MONTREAL - My federal riding is Westmount-Ville-Marie, a lengthy east-west strip comprising most of Montreal's downtown core, including three universities, plus the demergered city of Westmount and a big chunk of bohemian-bourgeois NDG. Westmount is a family-friendly community, once all anglophone, but today boasting a robust mix of prosperous francophones and allophones.

The received wisdom in anglo-dominant Quebec enclaves like mine is that only the Liberals can dispel the fog of separatism. That they've instead -- through a combination of political cowardice, strategic bungling and a near-parodic ethics deficit -- stirred up separatist leanings since the 1995 referendum has to date not deterred us from our Stockholm Syndrome voting behaviour.

Before the holidays it seemed Martin's weaknesses couldn't (outside Quebec) mar his Teflon-smooth appeal, while Harper's strengths couldn't shake off his Velcro "scariness." But polls today offer evidence of a sea change in opinion, and with it realistic hope for a Conservative government.

Today I ask: Are Westmounters emboldened enough by this change to throw our considerable weight in the riding against its soporific Liberal incumbent, Lucienne Robillard, who represents 12 years of failed promises to unite the country?

Recall that Robillard was the minister in charge of the federal campaign in Canada's near-death 1995 referendum, a campaign that never materialized until three panicky weeks before deadline. Yet Robillard and the Liberals have never been punished for their unconscionable abandonment of us.

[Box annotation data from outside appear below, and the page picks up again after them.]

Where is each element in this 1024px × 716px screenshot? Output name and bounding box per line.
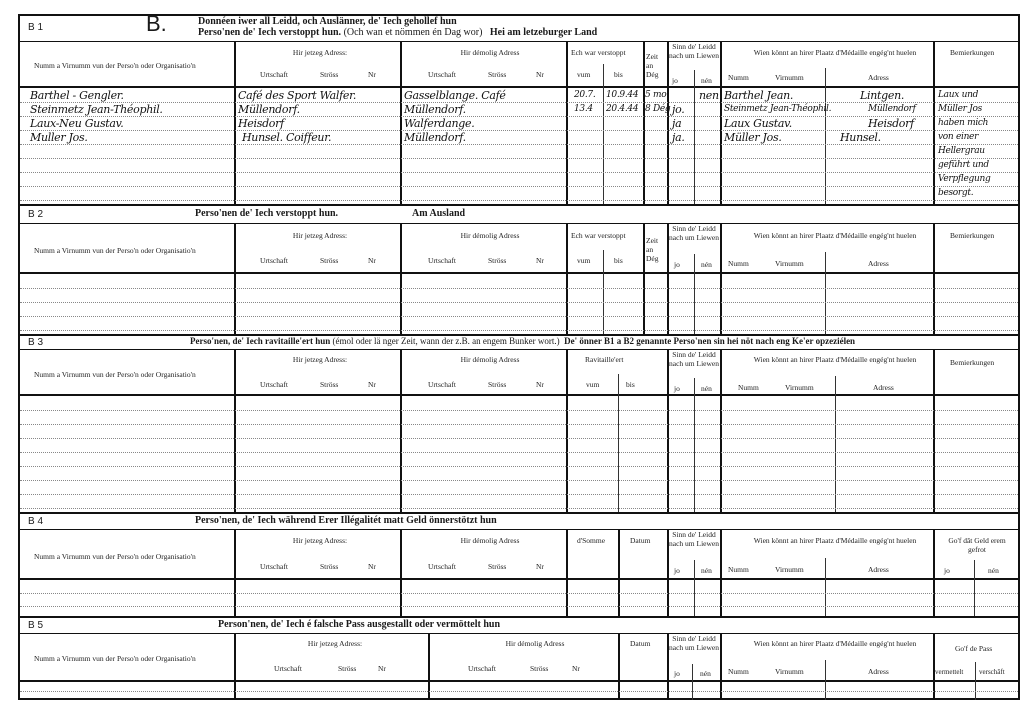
- col-nr-label: Nr: [536, 256, 544, 265]
- entry-name: Laux-Neu Gustav.: [30, 117, 124, 130]
- col-lastname-label: Numm: [728, 667, 749, 676]
- col-nr-label: Nr: [572, 664, 580, 673]
- col-to-label: bis: [614, 70, 623, 79]
- column-header: Numm a Virnumm vun der Perso'n oder Orga…: [20, 224, 1018, 274]
- entry-current-address: Müllendorf.: [238, 103, 300, 116]
- entry-current-address: Hunsel. Coiffeur.: [242, 131, 331, 144]
- section-b3-body: [20, 396, 1018, 514]
- entry-medal-name: Laux Gustav.: [724, 117, 792, 130]
- col-town-label: Urtschaft: [260, 70, 288, 79]
- heading-place: Hei am letzeburger Land: [490, 27, 597, 38]
- col-firstname-label: Virnumm: [775, 73, 804, 82]
- section-heading-line1: Donnéen iwer all Leidd, och Auslänner, d…: [198, 16, 457, 27]
- entry-name: Barthel - Gengler.: [30, 89, 124, 102]
- section-code: B 4: [28, 516, 43, 527]
- col-days-label: Zeit an Dég: [646, 236, 664, 263]
- heading-main: Perso'nen, de' Iech ravitaille'ert hun: [190, 336, 330, 346]
- remarks-line: Laux und: [938, 90, 978, 100]
- col-former-address-label: Hir démolig Adress: [435, 355, 545, 364]
- col-current-address-label: Hir jetzeg Adress:: [265, 48, 375, 57]
- col-date-label: Datum: [630, 639, 650, 648]
- col-days-label: Zeit an Dég: [646, 52, 664, 79]
- entry-medal-address: Müllendorf: [868, 104, 916, 114]
- column-header: Numm a Virnumm vun der Perso'n oder Orga…: [20, 42, 1018, 88]
- col-nr-label: Nr: [368, 380, 376, 389]
- col-lastname-label: Numm: [728, 259, 749, 268]
- heading-note: (émol oder lä nger Zeit, wann der z.B. a…: [332, 336, 559, 346]
- entry-yes: ja.: [672, 131, 685, 144]
- col-no-label: nén: [701, 76, 712, 85]
- entry-medal-address: Hunsel.: [840, 131, 881, 144]
- section-b4: B 4 Perso'nen, de' Iech während Erer Ill…: [20, 512, 1018, 616]
- col-nr-label: Nr: [368, 70, 376, 79]
- section-b2-body: [20, 274, 1018, 336]
- col-from-label: vum: [577, 70, 590, 79]
- section-letter: B.: [146, 11, 167, 37]
- col-pass-label: Go'f de Pass: [955, 644, 992, 653]
- col-yes-label: jo: [672, 76, 678, 85]
- col-former-address-label: Hir démolig Adress: [435, 231, 545, 240]
- remarks-line: Hellergrau: [938, 146, 985, 156]
- col-town-label: Urtschaft: [274, 664, 302, 673]
- section-heading-place: Am Ausland: [412, 208, 465, 219]
- entry-name: Muller Jos.: [30, 131, 88, 144]
- col-no-label: nén: [701, 260, 712, 269]
- entry-former-address: Walferdange.: [404, 117, 474, 130]
- col-money-returned-label: Go'f dât Geld erem gefrot: [942, 536, 1012, 554]
- col-name-label: Numm a Virnumm vun der Perso'n oder Orga…: [34, 654, 196, 663]
- col-street-label: Ströss: [320, 70, 338, 79]
- col-street-label: Ströss: [488, 380, 506, 389]
- column-header: Numm a Virnumm vun der Perso'n oder Orga…: [20, 634, 1018, 682]
- col-current-address-label: Hir jetzeg Adress:: [265, 355, 375, 364]
- col-firstname-label: Virnumm: [775, 565, 804, 574]
- col-date-label: Datum: [630, 536, 650, 545]
- col-street-label: Ströss: [320, 256, 338, 265]
- remarks-line: Müller Jos: [938, 104, 982, 114]
- col-town-label: Urtschaft: [428, 256, 456, 265]
- col-street-label: Ströss: [320, 380, 338, 389]
- entry-former-address: Müllendorf.: [404, 131, 466, 144]
- entry-no: nen: [699, 89, 719, 102]
- col-street-label: Ströss: [488, 562, 506, 571]
- col-from-label: vum: [577, 256, 590, 265]
- section-heading: Perso'nen de' Iech verstoppt hun.: [195, 208, 338, 219]
- col-former-address-label: Hir démolig Adress: [480, 639, 590, 648]
- entry-to: 10.9.44: [606, 90, 638, 100]
- col-street-label: Ströss: [338, 664, 356, 673]
- col-town-label: Urtschaft: [260, 256, 288, 265]
- col-town-label: Urtschaft: [428, 380, 456, 389]
- col-street-label: Ströss: [530, 664, 548, 673]
- col-address-label: Adress: [868, 259, 889, 268]
- section-b1: B 1 B. Donnéen iwer all Leidd, och Auslä…: [20, 14, 1018, 204]
- col-sum-label: d'Somme: [577, 536, 605, 545]
- col-medal-label: Wien könnt an hirer Plaatz d'Médaille en…: [750, 536, 920, 545]
- col-remarks-label: Bemierkungen: [950, 358, 994, 367]
- entry-days: 8 Dég: [645, 104, 670, 114]
- entry-former-address: Müllendorf.: [404, 103, 466, 116]
- heading-extra: De' önner B1 a B2 genannte Perso'nen sin…: [564, 336, 855, 346]
- col-yes-label: jo: [674, 669, 680, 678]
- col-remarks-label: Bemierkungen: [950, 48, 994, 57]
- col-to-label: bis: [626, 380, 635, 389]
- col-medal-label: Wien könnt an hirer Plaatz d'Médaille en…: [750, 639, 920, 648]
- col-address-label: Adress: [873, 383, 894, 392]
- col-name-label: Numm a Virnumm vun der Perso'n oder Orga…: [34, 246, 196, 255]
- col-address-label: Adress: [868, 667, 889, 676]
- col-lastname-label: Numm: [728, 73, 749, 82]
- remarks-line: von einer: [938, 132, 978, 142]
- section-b2: B 2 Perso'nen de' Iech verstoppt hun. Am…: [20, 204, 1018, 334]
- col-street-label: Ströss: [320, 562, 338, 571]
- col-alive-label: Sinn de' Leidd nach um Liewen: [669, 350, 719, 368]
- col-street-label: Ströss: [488, 256, 506, 265]
- section-heading: Person'nen, de' Iech é falsche Pass ausg…: [218, 619, 500, 630]
- col-alive-label: Sinn de' Leidd nach um Liewen: [669, 530, 719, 548]
- col-address-label: Adress: [868, 73, 889, 82]
- column-header: Numm a Virnumm vun der Perso'n oder Orga…: [20, 350, 1018, 396]
- col-mediated-label: vermettelt: [935, 668, 963, 677]
- col-town-label: Urtschaft: [428, 562, 456, 571]
- col-nr-label: Nr: [536, 562, 544, 571]
- col-medal-label: Wien könnt an hirer Plaatz d'Médaille en…: [750, 355, 920, 364]
- col-lastname-label: Numm: [738, 383, 759, 392]
- col-current-address-label: Hir jetzeg Adress:: [265, 536, 375, 545]
- col-nr-label: Nr: [368, 256, 376, 265]
- entry-medal-address: Lintgen.: [860, 89, 904, 102]
- entry-to: 20.4.44: [606, 104, 638, 114]
- entry-from: 20.7.: [574, 90, 595, 100]
- col-medal-label: Wien könnt an hirer Plaatz d'Médaille en…: [750, 231, 920, 240]
- remarks-line: Verpflegung: [938, 174, 990, 184]
- col-no-label: nén: [988, 566, 999, 575]
- col-firstname-label: Virnumm: [775, 667, 804, 676]
- col-yes-label: jo: [674, 260, 680, 269]
- col-current-address-label: Hir jetzeg Adress:: [280, 639, 390, 648]
- col-alive-label: Sinn de' Leidd nach um Liewen: [669, 42, 719, 60]
- section-b3: B 3 Perso'nen, de' Iech ravitaille'ert h…: [20, 334, 1018, 512]
- entry-former-address: Gasselblange. Café: [404, 89, 506, 102]
- col-town-label: Urtschaft: [428, 70, 456, 79]
- col-supplied-label: Ravitaille'ert: [585, 355, 623, 364]
- col-nr-label: Nr: [368, 562, 376, 571]
- entry-medal-name: Müller Jos.: [724, 131, 782, 144]
- col-firstname-label: Virnumm: [785, 383, 814, 392]
- section-heading: Perso'nen, de' Iech während Erer Illégal…: [195, 515, 497, 526]
- entry-days: 5 mo: [645, 90, 666, 100]
- col-nr-label: Nr: [536, 70, 544, 79]
- col-former-address-label: Hir démolig Adress: [435, 536, 545, 545]
- entry-current-address: Café des Sport Walfer.: [238, 89, 356, 102]
- col-name-label: Numm a Virnumm vun der Perso'n oder Orga…: [34, 370, 196, 379]
- col-yes-label: jo: [944, 566, 950, 575]
- col-former-address-label: Hir démolig Adress: [435, 48, 545, 57]
- form-page: B 1 B. Donnéen iwer all Leidd, och Auslä…: [18, 14, 1020, 700]
- col-nr-label: Nr: [378, 664, 386, 673]
- col-town-label: Urtschaft: [260, 380, 288, 389]
- section-heading: Perso'nen, de' Iech ravitaille'ert hun (…: [190, 336, 855, 346]
- col-alive-label: Sinn de' Leidd nach um Liewen: [669, 634, 719, 652]
- section-b1-body: Barthel - Gengler. Steinmetz Jean-Théoph…: [20, 88, 1018, 206]
- section-b2-title: B 2 Perso'nen de' Iech verstoppt hun. Am…: [20, 206, 1018, 224]
- col-nr-label: Nr: [536, 380, 544, 389]
- entry-yes: ja: [672, 117, 681, 130]
- section-code: B 5: [28, 620, 43, 631]
- col-town-label: Urtschaft: [468, 664, 496, 673]
- section-code: B 1: [28, 22, 43, 33]
- entry-medal-name: Steinmetz Jean-Théophil.: [724, 104, 831, 114]
- section-code: B 2: [28, 209, 43, 220]
- entry-medal-name: Barthel Jean.: [724, 89, 793, 102]
- col-no-label: nén: [700, 669, 711, 678]
- col-address-label: Adress: [868, 565, 889, 574]
- col-name-label: Numm a Virnumm vun der Perso'n oder Orga…: [34, 552, 196, 561]
- section-b5-body: [20, 682, 1018, 700]
- col-no-label: nén: [701, 384, 712, 393]
- section-b4-body: [20, 580, 1018, 618]
- remarks-line: haben mich: [938, 118, 988, 128]
- heading-main: Perso'nen de' Iech verstoppt hun.: [198, 27, 341, 38]
- col-lastname-label: Numm: [728, 565, 749, 574]
- col-street-label: Ströss: [488, 70, 506, 79]
- col-name-label: Numm a Virnumm vun der Perso'n oder Orga…: [34, 61, 196, 70]
- col-medal-label: Wien könnt an hirer Plaatz d'Médaille en…: [750, 48, 920, 57]
- col-firstname-label: Virnumm: [775, 259, 804, 268]
- section-b4-title: B 4 Perso'nen, de' Iech während Erer Ill…: [20, 514, 1018, 530]
- entry-yes: jo.: [672, 103, 684, 116]
- col-alive-label: Sinn de' Leidd nach um Liewen: [669, 224, 719, 242]
- section-b5-title: B 5 Person'nen, de' Iech é falsche Pass …: [20, 618, 1018, 634]
- remarks-line: geführt und: [938, 160, 989, 170]
- entry-from: 13.4: [574, 104, 593, 114]
- heading-note: (Och wan et nömmen én Dag wor): [344, 27, 483, 38]
- section-b3-title: B 3 Perso'nen, de' Iech ravitaille'ert h…: [20, 336, 1018, 350]
- col-hidden-label: Ech war verstoppt: [571, 48, 626, 57]
- entry-current-address: Heisdorf: [238, 117, 284, 130]
- col-remarks-label: Bemierkungen: [950, 231, 994, 240]
- column-header: Numm a Virnumm vun der Perso'n oder Orga…: [20, 530, 1018, 580]
- col-hidden-label: Ech war verstoppt: [571, 231, 626, 240]
- col-town-label: Urtschaft: [260, 562, 288, 571]
- entry-medal-address: Heisdorf: [868, 117, 914, 130]
- col-yes-label: jo: [674, 566, 680, 575]
- section-code: B 3: [28, 337, 43, 348]
- section-heading-line2: Perso'nen de' Iech verstoppt hun. (Och w…: [198, 27, 597, 38]
- col-obtained-label: verschâft: [979, 668, 1005, 677]
- col-to-label: bis: [614, 256, 623, 265]
- col-current-address-label: Hir jetzeg Adress:: [265, 231, 375, 240]
- section-b5: B 5 Person'nen, de' Iech é falsche Pass …: [20, 616, 1018, 700]
- section-b1-title: B 1 B. Donnéen iwer all Leidd, och Auslä…: [20, 16, 1018, 42]
- col-yes-label: jo: [674, 384, 680, 393]
- col-no-label: nén: [701, 566, 712, 575]
- col-from-label: vum: [586, 380, 599, 389]
- remarks-line: besorgt.: [938, 188, 973, 198]
- entry-name: Steinmetz Jean-Théophil.: [30, 103, 163, 116]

Now's our chance. It happens that the Conservative party candidate in Westmount-Ville-Marie, Louise O'Sullivan, formerly a high profile Liberal Party fundraiser who quit the Quebec team in disgust last year over Adscam, is no sacrificial lamb. O'Sullivan, who has lived and worked in this riding her whole adult life, is a credible alternative to Robillard, who except for official functions has not yet deigned to assume residency nor hang out in the riding she represents.

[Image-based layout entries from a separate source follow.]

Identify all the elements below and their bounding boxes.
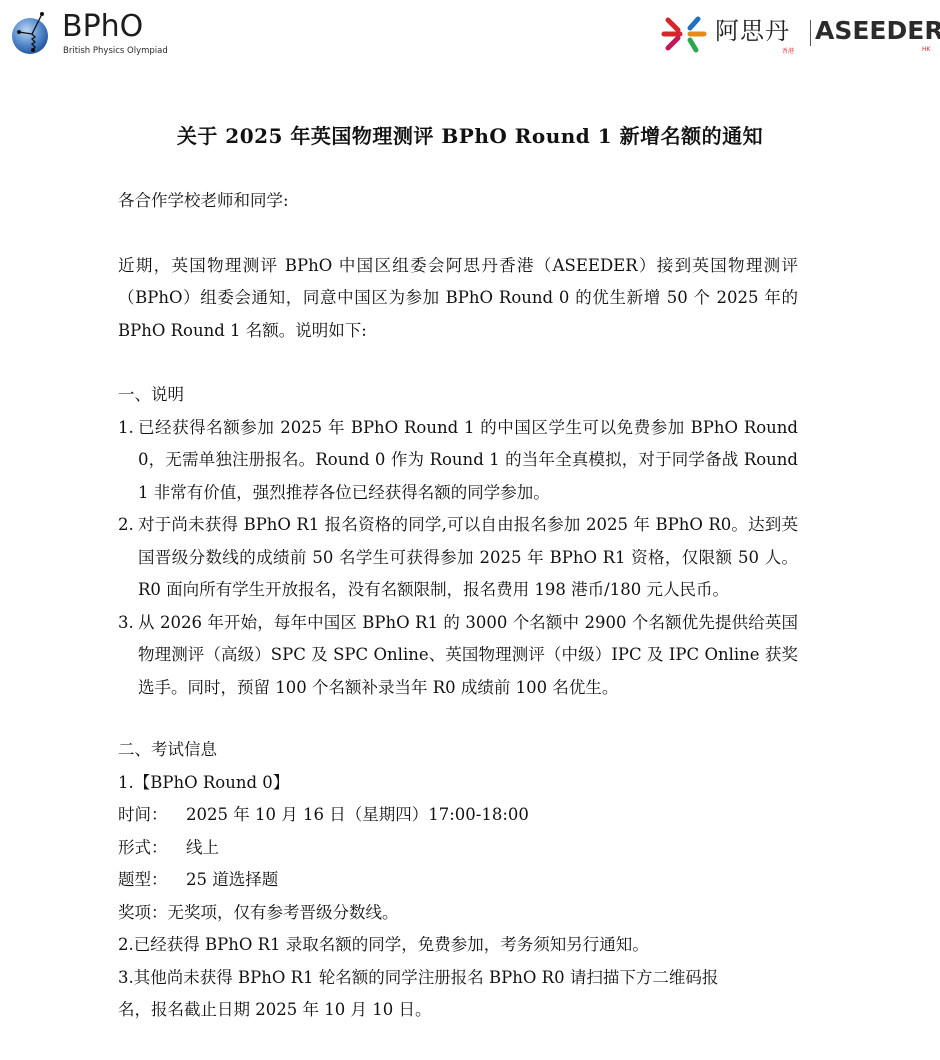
bpho-logo: BPhO British Physics Olympiad — [10, 6, 310, 62]
list-item: 3. 从 2026 年开始，每年中国区 BPhO R1 的 3000 个名额中 … — [118, 607, 798, 705]
exam-awards: 奖项：无奖项，仅有参考晋级分数线。 — [118, 897, 798, 930]
list-text: 对于尚未获得 BPhO R1 报名资格的同学,可以自由报名参加 2025 年 B… — [138, 515, 798, 599]
exam-detail-question-type: 题型：25 道选择题 — [118, 864, 798, 897]
exam-item-2: 2.已经获得 BPhO R1 录取名额的同学，免费参加，考务须知另行通知。 — [118, 929, 798, 962]
document-title: 关于 2025 年英国物理测评 BPhO Round 1 新增名额的通知 — [0, 120, 940, 149]
detail-label: 时间： — [118, 799, 186, 832]
atom-globe-icon — [10, 10, 56, 58]
list-number: 3. — [118, 607, 134, 640]
list-number: 1. — [118, 412, 134, 445]
exam-item-3-line-1: 3.其他尚未获得 BPhO R1 轮名额的同学注册报名 BPhO R0 请扫描下… — [118, 962, 798, 995]
detail-value: 2025 年 10 月 16 日（星期四）17:00-18:00 — [186, 799, 529, 832]
exam-item-3-line-2: 名，报名截止日期 2025 年 10 月 10 日。 — [118, 994, 798, 1027]
page-header: BPhO British Physics Olympiad 阿思丹 香港 ASE… — [0, 0, 940, 70]
intro-paragraph: 近期，英国物理测评 BPhO 中国区组委会阿思丹香港（ASEEDER）接到英国物… — [118, 250, 798, 348]
document-body: 各合作学校老师和同学: 近期，英国物理测评 BPhO 中国区组委会阿思丹香港（A… — [118, 185, 798, 1027]
logo-divider — [810, 20, 811, 46]
list-number: 2. — [118, 509, 134, 542]
list-text: 从 2026 年开始，每年中国区 BPhO R1 的 3000 个名额中 290… — [138, 613, 798, 697]
detail-label: 形式： — [118, 832, 186, 865]
exam-detail-format: 形式：线上 — [118, 832, 798, 865]
aseeder-name-en-sub: HK — [922, 46, 930, 53]
detail-value: 25 道选择题 — [186, 864, 278, 897]
salutation: 各合作学校老师和同学: — [118, 185, 798, 218]
spacer — [118, 218, 798, 250]
bpho-wordmark: BPhO — [62, 12, 143, 42]
bpho-subtitle: British Physics Olympiad — [63, 46, 168, 56]
spacer — [118, 704, 798, 734]
section-heading-exam-info: 二、考试信息 — [118, 734, 798, 767]
list-item: 2. 对于尚未获得 BPhO R1 报名资格的同学,可以自由报名参加 2025 … — [118, 509, 798, 607]
section-heading-explanation: 一、说明 — [118, 379, 798, 412]
detail-label: 题型： — [118, 864, 186, 897]
exam-subheading: 1.【BPhO Round 0】 — [118, 767, 798, 800]
aseeder-name-cn-sub: 香港 — [782, 46, 794, 55]
aseeder-logo: 阿思丹 香港 ASEEDER HK — [660, 12, 935, 58]
aseeder-name-cn: 阿思丹 — [715, 18, 790, 44]
spacer — [118, 347, 798, 379]
detail-value: 线上 — [186, 832, 219, 865]
aseeder-star-icon — [660, 14, 708, 54]
exam-detail-time: 时间：2025 年 10 月 16 日（星期四）17:00-18:00 — [118, 799, 798, 832]
aseeder-name-en: ASEEDER — [815, 18, 940, 44]
list-text: 已经获得名额参加 2025 年 BPhO Round 1 的中国区学生可以免费参… — [138, 418, 798, 502]
list-item: 1. 已经获得名额参加 2025 年 BPhO Round 1 的中国区学生可以… — [118, 412, 798, 510]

O'Sullivan is working flat out because she's in it to win, conducting an old-fashioned door to door campaign. Response has been heartening, she says; some astonished and receptive residents have told her they've never been personally canvassed before. A month ago, the very idea of a Conservative win in Westmount-Ville-Marie seemed ludicrous. Today it doesn't.

O'Sullivan, 55 and recently widowed, is a bilingual businesswoman who founded an executive search and personnel recruitment firm 23 years ago. The invitation from the Conservative party dovetailed perfectly with her ambitions and her intimate knowledge of the Westmount-Ville-Marie riding.

She was born in 1951 in Alexandria to an Irish-Catholic father and a Jewish mother. When British passport holders were ousted from Egypt by Nasser, her family returned to England and shortly after emigrated to Montreal. Politics came naturally to her, but the 1980 referendum, she says, was what galvanized her. By the 1995 referendum she was immersed in the federalist scene. But the needs of her ailing husband prevented her accepting an admiring provincial premier Daniel Johnson Jr.'s invitation to run for a Quebec City seat in 1998 (he called her the "It" girl), so she plunged into municipal politics instead.

As a member of Montreal Mayor Gerald Tremblay's 2001 Executive Committee, she held the Business Affairs and Social Development portfolios. When a borough resident called her about chronic burst water mains left untended, she personally rounded up the blue collars and monitored their progress. When she saw dangerous patches of ice on borough sidewalks, she bought salt and spread it. An expert on homelessness, she frequently mingled with shelter "clients" to assess conditions. (As we walked and talked on Greene Avenue in the heart of Westmount, a panhandler called out "Hi, Louise").

The core-Westmount riding -- it has gone through geographic mutations -- has elected Liberals exclusively since 1958. Almost 50 years! Politically, we're like a man in a passionless long distance relationship who won't admit to himself that the charming but indolent and self-serving partner he's been supporting for years "is just not into you." On Jan. 23 let's end our dysfunctional relationship with the Liberals and take a chance on the spirited, hardworking and straightforward Conservative gal next door.